Graph analysis - googleinterns/data-dependency-graph-analysis GitHub Wiki
Introduction
Two modules analyse a graph stored as an graphml format.
Graph is read using networkx, and features are extracted into Pandas dataframes. Visualisations are created, using dataframes with Altair - Python library for visualisations based on Vega & Vega-lite. The chart is converted to json and rendered in a Flask app.
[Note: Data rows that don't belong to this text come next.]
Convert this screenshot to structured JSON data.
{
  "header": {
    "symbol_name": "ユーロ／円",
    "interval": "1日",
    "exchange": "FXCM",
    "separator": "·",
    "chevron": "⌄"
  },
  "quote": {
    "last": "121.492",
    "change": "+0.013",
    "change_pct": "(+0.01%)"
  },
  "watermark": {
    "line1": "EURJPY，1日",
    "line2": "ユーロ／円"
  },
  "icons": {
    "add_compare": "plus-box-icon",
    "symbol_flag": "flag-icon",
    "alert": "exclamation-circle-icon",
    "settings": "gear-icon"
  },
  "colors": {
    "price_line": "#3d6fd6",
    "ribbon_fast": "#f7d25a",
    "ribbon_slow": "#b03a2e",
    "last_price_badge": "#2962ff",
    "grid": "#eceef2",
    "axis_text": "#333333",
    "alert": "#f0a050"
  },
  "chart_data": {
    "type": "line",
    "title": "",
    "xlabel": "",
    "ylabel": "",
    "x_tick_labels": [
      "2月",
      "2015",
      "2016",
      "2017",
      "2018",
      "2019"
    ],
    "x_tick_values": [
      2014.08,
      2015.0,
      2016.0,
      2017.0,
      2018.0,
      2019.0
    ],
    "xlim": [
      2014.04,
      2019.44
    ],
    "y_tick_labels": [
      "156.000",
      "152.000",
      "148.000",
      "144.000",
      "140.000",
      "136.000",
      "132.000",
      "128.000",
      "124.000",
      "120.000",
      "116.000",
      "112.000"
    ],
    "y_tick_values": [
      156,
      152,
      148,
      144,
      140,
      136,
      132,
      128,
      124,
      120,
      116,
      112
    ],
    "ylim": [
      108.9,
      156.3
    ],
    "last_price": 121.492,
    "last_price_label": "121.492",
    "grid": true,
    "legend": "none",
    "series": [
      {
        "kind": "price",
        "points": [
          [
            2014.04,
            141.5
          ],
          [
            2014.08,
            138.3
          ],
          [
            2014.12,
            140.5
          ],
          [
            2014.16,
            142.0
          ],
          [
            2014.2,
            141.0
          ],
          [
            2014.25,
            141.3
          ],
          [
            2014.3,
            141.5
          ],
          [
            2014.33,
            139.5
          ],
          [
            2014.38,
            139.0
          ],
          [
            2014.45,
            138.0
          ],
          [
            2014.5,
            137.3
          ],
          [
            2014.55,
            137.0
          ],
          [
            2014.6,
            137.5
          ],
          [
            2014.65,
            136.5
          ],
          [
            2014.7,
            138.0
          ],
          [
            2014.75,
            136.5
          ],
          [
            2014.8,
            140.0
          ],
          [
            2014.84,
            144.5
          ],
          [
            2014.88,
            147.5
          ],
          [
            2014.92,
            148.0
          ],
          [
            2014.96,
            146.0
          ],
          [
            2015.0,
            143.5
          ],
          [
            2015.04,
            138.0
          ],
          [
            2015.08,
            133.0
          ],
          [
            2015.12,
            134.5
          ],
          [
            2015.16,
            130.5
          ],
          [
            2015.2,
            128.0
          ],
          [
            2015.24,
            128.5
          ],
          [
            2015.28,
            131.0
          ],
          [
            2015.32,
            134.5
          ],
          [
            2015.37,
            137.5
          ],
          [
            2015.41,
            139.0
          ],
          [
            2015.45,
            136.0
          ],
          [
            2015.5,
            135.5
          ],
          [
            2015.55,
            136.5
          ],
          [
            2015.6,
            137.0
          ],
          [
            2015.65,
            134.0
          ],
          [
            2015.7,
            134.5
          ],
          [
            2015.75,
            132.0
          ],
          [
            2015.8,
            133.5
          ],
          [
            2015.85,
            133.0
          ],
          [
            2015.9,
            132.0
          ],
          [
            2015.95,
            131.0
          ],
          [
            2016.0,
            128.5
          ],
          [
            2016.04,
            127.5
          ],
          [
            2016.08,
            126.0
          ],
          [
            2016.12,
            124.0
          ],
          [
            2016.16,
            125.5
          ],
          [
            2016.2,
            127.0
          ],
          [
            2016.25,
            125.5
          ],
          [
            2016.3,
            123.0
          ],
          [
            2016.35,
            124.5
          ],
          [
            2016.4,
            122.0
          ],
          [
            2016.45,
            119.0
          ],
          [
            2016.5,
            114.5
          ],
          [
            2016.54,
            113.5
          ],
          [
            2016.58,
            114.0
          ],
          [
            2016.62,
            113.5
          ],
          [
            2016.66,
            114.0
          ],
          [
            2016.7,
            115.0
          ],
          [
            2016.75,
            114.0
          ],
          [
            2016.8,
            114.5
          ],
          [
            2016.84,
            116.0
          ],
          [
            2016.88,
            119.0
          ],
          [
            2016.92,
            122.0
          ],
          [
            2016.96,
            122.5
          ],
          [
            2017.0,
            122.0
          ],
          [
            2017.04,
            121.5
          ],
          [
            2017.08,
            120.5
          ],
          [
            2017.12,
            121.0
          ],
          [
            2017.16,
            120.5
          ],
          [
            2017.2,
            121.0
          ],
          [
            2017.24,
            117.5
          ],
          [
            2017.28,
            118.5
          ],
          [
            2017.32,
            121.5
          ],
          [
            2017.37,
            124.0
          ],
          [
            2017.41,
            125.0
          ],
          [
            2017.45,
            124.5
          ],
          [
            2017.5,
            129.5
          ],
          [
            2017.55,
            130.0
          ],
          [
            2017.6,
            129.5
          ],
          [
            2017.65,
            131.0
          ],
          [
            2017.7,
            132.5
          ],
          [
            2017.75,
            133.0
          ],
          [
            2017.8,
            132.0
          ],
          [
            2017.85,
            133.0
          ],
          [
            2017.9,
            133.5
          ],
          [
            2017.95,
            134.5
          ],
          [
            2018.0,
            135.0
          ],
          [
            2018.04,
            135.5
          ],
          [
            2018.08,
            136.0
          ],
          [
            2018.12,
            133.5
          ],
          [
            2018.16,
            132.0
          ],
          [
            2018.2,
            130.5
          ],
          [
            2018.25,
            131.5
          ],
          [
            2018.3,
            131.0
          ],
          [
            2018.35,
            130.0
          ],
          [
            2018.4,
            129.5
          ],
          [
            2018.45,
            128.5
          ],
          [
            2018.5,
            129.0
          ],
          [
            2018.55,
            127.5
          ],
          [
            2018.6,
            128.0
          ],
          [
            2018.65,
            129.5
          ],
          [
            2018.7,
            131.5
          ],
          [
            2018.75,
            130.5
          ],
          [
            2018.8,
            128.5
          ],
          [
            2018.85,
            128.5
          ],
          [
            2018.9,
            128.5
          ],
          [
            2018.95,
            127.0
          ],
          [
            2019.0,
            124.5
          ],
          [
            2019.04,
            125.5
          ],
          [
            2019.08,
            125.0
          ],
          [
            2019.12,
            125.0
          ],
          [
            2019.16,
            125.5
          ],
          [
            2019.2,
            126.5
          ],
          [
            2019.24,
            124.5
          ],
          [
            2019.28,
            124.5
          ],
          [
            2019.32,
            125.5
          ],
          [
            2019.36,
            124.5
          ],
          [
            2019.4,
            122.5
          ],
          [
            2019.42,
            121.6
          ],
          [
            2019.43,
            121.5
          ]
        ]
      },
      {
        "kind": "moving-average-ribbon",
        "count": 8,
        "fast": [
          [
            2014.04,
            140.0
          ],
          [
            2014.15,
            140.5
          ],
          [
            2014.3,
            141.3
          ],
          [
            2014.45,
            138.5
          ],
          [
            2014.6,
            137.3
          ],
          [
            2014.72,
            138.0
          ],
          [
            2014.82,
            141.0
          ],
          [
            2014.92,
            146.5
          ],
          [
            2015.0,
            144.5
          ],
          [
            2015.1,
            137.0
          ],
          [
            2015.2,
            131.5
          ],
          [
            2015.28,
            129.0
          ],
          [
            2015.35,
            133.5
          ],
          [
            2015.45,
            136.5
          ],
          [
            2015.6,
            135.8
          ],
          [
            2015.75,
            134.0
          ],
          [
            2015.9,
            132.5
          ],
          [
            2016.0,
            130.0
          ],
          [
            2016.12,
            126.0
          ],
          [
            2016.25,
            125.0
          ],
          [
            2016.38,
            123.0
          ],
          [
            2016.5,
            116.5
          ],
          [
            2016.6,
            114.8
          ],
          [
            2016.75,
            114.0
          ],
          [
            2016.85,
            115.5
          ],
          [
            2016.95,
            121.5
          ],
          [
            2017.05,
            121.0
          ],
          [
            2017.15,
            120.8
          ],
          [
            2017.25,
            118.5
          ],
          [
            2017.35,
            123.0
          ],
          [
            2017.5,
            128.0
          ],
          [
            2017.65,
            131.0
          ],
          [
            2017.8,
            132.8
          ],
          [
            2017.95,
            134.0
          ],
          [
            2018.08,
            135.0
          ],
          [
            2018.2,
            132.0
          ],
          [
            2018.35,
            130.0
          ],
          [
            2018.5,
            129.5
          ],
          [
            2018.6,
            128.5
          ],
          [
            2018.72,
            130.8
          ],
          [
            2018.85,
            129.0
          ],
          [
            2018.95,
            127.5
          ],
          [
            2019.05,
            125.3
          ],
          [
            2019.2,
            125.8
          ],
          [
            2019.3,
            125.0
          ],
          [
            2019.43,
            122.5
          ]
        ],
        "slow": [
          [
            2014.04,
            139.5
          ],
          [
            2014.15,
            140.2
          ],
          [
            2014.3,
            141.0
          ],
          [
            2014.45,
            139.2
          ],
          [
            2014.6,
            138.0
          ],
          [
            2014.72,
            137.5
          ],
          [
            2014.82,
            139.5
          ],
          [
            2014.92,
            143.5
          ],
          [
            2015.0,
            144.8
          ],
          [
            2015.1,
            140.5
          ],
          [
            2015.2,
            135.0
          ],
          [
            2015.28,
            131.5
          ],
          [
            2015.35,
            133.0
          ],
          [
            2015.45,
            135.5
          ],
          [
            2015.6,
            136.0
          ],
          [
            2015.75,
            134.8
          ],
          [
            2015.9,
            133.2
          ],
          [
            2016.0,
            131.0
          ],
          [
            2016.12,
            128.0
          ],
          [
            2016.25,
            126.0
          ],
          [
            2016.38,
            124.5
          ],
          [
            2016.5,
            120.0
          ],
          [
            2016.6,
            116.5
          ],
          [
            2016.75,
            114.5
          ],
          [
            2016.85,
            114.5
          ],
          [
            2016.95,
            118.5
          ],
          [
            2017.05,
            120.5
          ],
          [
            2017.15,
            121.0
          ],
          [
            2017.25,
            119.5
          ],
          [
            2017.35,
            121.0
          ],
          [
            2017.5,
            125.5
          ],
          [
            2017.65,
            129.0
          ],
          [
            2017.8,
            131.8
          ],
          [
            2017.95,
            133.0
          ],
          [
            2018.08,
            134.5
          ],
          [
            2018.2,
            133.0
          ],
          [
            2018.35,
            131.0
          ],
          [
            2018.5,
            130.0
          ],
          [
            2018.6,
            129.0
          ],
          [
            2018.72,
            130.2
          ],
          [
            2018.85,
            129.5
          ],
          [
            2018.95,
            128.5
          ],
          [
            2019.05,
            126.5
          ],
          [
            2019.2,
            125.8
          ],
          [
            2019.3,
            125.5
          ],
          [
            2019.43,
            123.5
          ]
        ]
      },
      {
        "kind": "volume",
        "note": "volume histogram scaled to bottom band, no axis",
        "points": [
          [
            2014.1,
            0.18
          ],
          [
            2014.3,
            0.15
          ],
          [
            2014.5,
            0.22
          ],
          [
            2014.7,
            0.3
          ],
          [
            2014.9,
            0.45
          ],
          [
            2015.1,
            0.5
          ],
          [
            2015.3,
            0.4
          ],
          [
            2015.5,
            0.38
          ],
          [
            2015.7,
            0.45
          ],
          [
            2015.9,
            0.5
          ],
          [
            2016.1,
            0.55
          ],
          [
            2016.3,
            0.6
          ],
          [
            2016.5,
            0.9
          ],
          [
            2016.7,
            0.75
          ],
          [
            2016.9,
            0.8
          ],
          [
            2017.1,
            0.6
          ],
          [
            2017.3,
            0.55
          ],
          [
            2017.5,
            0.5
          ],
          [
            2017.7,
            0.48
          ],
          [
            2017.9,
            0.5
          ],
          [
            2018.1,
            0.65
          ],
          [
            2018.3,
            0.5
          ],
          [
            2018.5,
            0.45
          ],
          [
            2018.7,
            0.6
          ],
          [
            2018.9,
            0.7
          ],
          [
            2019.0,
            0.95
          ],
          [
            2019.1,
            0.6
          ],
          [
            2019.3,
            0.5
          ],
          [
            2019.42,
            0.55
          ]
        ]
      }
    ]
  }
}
There are two separate apps, one for analysis of two connected datasets in a graph (A->B analysis), and another for graph structure understanding.
A->B analysis
In this module we take two datasets - upstream and downstream, and analyse paths between them.
Usage
python3 graph_analysis/a_b_app.py \
--dataset_A 1069 \
--dataset_B 8770 \
--graph_path "graph_1_10.graphml"
Parameters:
- dataset_A - id of an upstream dataset
- dataset_B - id of a downstream dataset
- graph_path - path to a graph in graphml format
Paths between two nodes
Between two datasets we find all possible paths of datasets and systems, and take top n shortest paths to visualise.
SLO
For the shortest path we look for slo of each dataset processing time and visualise the slo for the whole path.
Data integrity
To understand data integrity metrics for the shortest path we create graphs to understand reconstruction, regeneration and backup restoration times.
Graph structure analysis
In this module we look into graph structure, more specifically cycles in a graph, and nodes input and outputs.
Usage
python3 graph_analysis/graph_app.py \
--graph_path "graph_1_10.graphml"
Parameters:
- graph_path - path to a graph in graphml format
Cycles
Here we get all the cycles in a graph, count them, save to a file. We also visualise count of unique nodes of a type in cycles.
Nodes input / output
We count different elements in groups, and visualise density. You can observe that most collections have up to 5 elements.